– When Tony Stewart makes his way to Talladega Superspeedway for the Alabama 500, Oct. 23, it will mark the end of an era. It will be the final race around the 33-degree high banks for the driver retiring at season’s end who has definitely had a “love-hate” relationship with the mammoth venue.

From the first time he competed at NASCAR’s Most Competitive track, Stewart served notice that he would be a threat to win each time he climbed behind the wheel.

As a NASCAR Sprint Cup rookie in 1999, the Columbus, IN native came to the 2.66-mile venue where he started eighth, led 10 laps and came home fifth behind some of Talladega’s best ever – Dale Earnhardt, Dale Jarrett, Mark Martin and Bobby Labonte.

During his first 15 NASCAR Sprint Cup Series races at the biggest and baddest track on the planet, he was a constant frontrunner, recording six runner-up finishes and 14 top-10 results. In fact, his six second-place efforts came in an 11-race stretch.

“Anytime you can finish in the top two here it is like a win,” said Stewart in 2006 after tying Buddy Baker as the track’s leader in bridesmaid finishes. “As volatile as this place can be with getting in a wreck and this or that, for us to say in the last 11 races that we’ve finished second six times is something in all reality to be proud of because this is not a race track that you can do it all on your own. So to be able to get second, I feel like we have a lot to be proud of.”

The year 2008 ended up being special for Stewart at Talladega. Starting that spring from the pole position, he won the NASCAR XFINITY Series race, then continued his prowess in the fall with his first – and only – NASCAR Sprint Cup Series win in the Alabama 500. To say he was happy was an understatement.

“It’s one thing to get back to victory lane, but to do it at Talladega, people don’t understand what that means,” said a jubilant Stewart in Gatorade Victory Lane. “This is one of a few tracks I haven’t won a Cup race at and talk about one to win. I’ve wanted to win here for so long. It was very important for me to win here. Winning the (XFINITY) race this year was huge to me. Now winning the Cup race, somebody is going to lose their vocal cords of how happy they are. Man, it’s just an awesome feeling to finally win here. We finally had one of those days where everything went right for us. I have so many friends down here (in Alabama) – Red Farmer and Donnie Allison (both of the famed Alabama Gang) and all these fans.”

Since that triumph, however, the driver of the No. 14 Stewart-Haas Racing Chevrolet has struggled with only two top-10 finishes. One of those came in this past spring when Ty Dillon was called upon to relieve Stewart after he started and ran the car until the first caution period.

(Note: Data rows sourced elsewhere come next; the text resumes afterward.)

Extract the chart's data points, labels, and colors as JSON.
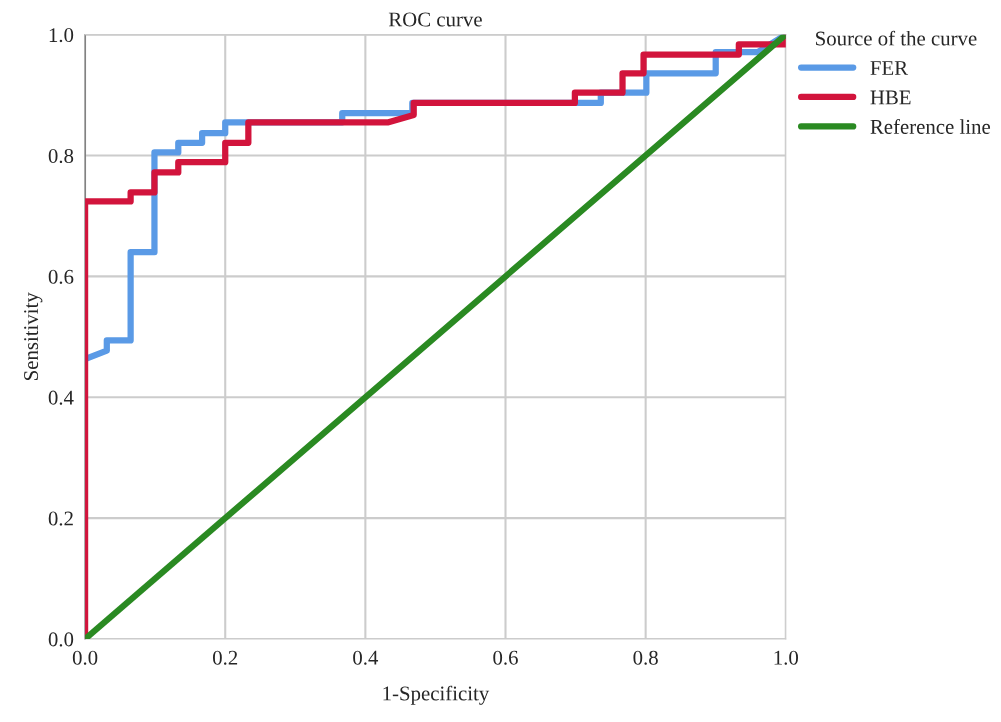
{
  "chart_data": {
    "type": "line",
    "title": "ROC curve",
    "xlabel": "1-Specificity",
    "ylabel": "Sensitivity",
    "legend_title": "Source of the curve",
    "legend": "top right",
    "grid": true,
    "line_style": "solid",
    "marker": "none",
    "xlim": [
      0,
      1
    ],
    "ylim": [
      0,
      1
    ],
    "xticks": [
      {
        "value": 0,
        "label": "0.0"
      },
      {
        "value": 0.2,
        "label": "0.2"
      },
      {
        "value": 0.4,
        "label": "0.4"
      },
      {
        "value": 0.6,
        "label": "0.6"
      },
      {
        "value": 0.8,
        "label": "0.8"
      },
      {
        "value": 1,
        "label": "1.0"
      }
    ],
    "yticks": [
      {
        "value": 0,
        "label": "0.0"
      },
      {
        "value": 0.2,
        "label": "0.2"
      },
      {
        "value": 0.4,
        "label": "0.4"
      },
      {
        "value": 0.6,
        "label": "0.6"
      },
      {
        "value": 0.8,
        "label": "0.8"
      },
      {
        "value": 1,
        "label": "1.0"
      }
    ],
    "series": [
      {
        "name": "FER",
        "color": "#5a9ae6",
        "x": [
          0,
          0.031,
          0.031,
          0.065,
          0.065,
          0.099,
          0.099,
          0.133,
          0.133,
          0.167,
          0.167,
          0.2,
          0.2,
          0.367,
          0.367,
          0.467,
          0.467,
          0.736,
          0.736,
          0.801,
          0.801,
          0.9,
          0.9,
          0.96,
          1
        ],
        "values": [
          0.463,
          0.477,
          0.494,
          0.494,
          0.64,
          0.64,
          0.805,
          0.805,
          0.821,
          0.821,
          0.837,
          0.837,
          0.855,
          0.855,
          0.87,
          0.87,
          0.887,
          0.887,
          0.904,
          0.904,
          0.936,
          0.936,
          0.971,
          0.971,
          1
        ]
      },
      {
        "name": "HBE",
        "color": "#d2143c",
        "x": [
          0,
          0,
          0.065,
          0.065,
          0.099,
          0.099,
          0.133,
          0.133,
          0.2,
          0.2,
          0.233,
          0.233,
          0.433,
          0.469,
          0.469,
          0.699,
          0.699,
          0.767,
          0.767,
          0.797,
          0.797,
          0.933,
          0.933,
          1,
          1
        ],
        "values": [
          0,
          0.724,
          0.724,
          0.739,
          0.739,
          0.772,
          0.772,
          0.789,
          0.789,
          0.821,
          0.821,
          0.855,
          0.855,
          0.867,
          0.887,
          0.887,
          0.904,
          0.904,
          0.936,
          0.936,
          0.967,
          0.967,
          0.984,
          0.984,
          1
        ]
      },
      {
        "name": "Reference line",
        "color": "#2a8a22",
        "x": [
          0,
          1
        ],
        "values": [
          0,
          1
        ]
      }
    ]
  }
}
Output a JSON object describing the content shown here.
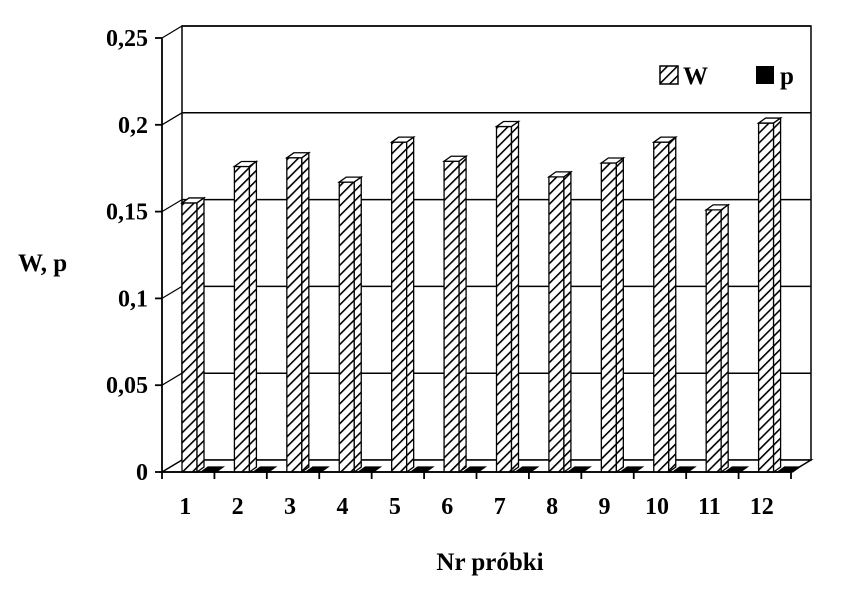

His best shot at another Talladega win went awry on the last lap in the 2012 fall race when he, while leading, made contact with Michael Waltrip in between turns three and four, igniting a 25-car pile-up. “A mistake on my part,” Stewart said that day. “I was trying to win.”

His philosophy, however, remains the same at the 33-degree banked venue.

“It’s the same (philosophy) as it always has been….drivers knowing what to do and knowing what to look for with their car,” said Stewart at Talladega in May. “It’s learning what their cars can do in practice and how to pass. Some have figured it out - to get your car with momentum without the car stalling out. Then, hope to avoid trouble.”

Overall, the three-time NASCAR Sprint Cup Series Champion’s resume is a good one at Talladega. In 34 NSCS races, in addition to his lone victory and six runner-up results, he has 14 top-10 finishes and has led 328 laps in 21 races. He has finished on the lead lap in 22 events. His best start is second on two occasions.

So, how will the final chapter of Stewart’s novel on Talladega turn out? Could it be something right out of a Hollywood script with a long-overdue victory? Maybe, but he’ll have 39 other drivers who will want to write their own piece of Talladega history.

Talladega Superspeedway’s action-packed weekend kicks off on Friday (Oct. 21) with practice sessions for both the fred’s 250 Powered by Coca-Cola NASCAR Camping World Truck Series (NCWTS) race and the Alabama 500. Saturday’s schedule includes qualifying for the NCWTS fred’s 250 Powered by Coca-Cola (9:30 a.m. CDT), the fred’s 250 Powered by Coca-Cola (the Round of 8 Elimination race in the NCWTS Chase), which gets the green flag at 12 Noon CDT, and Foodland/Food Giant Qualifying for the NSCS (3:00 p.m. CDT). Sunday’s Alabama 500, which will see the field of 12 contenders for the title be reduced to eight at the checkered flag, is set for a 1 p.m. CDT start on Sunday, Oct. 23.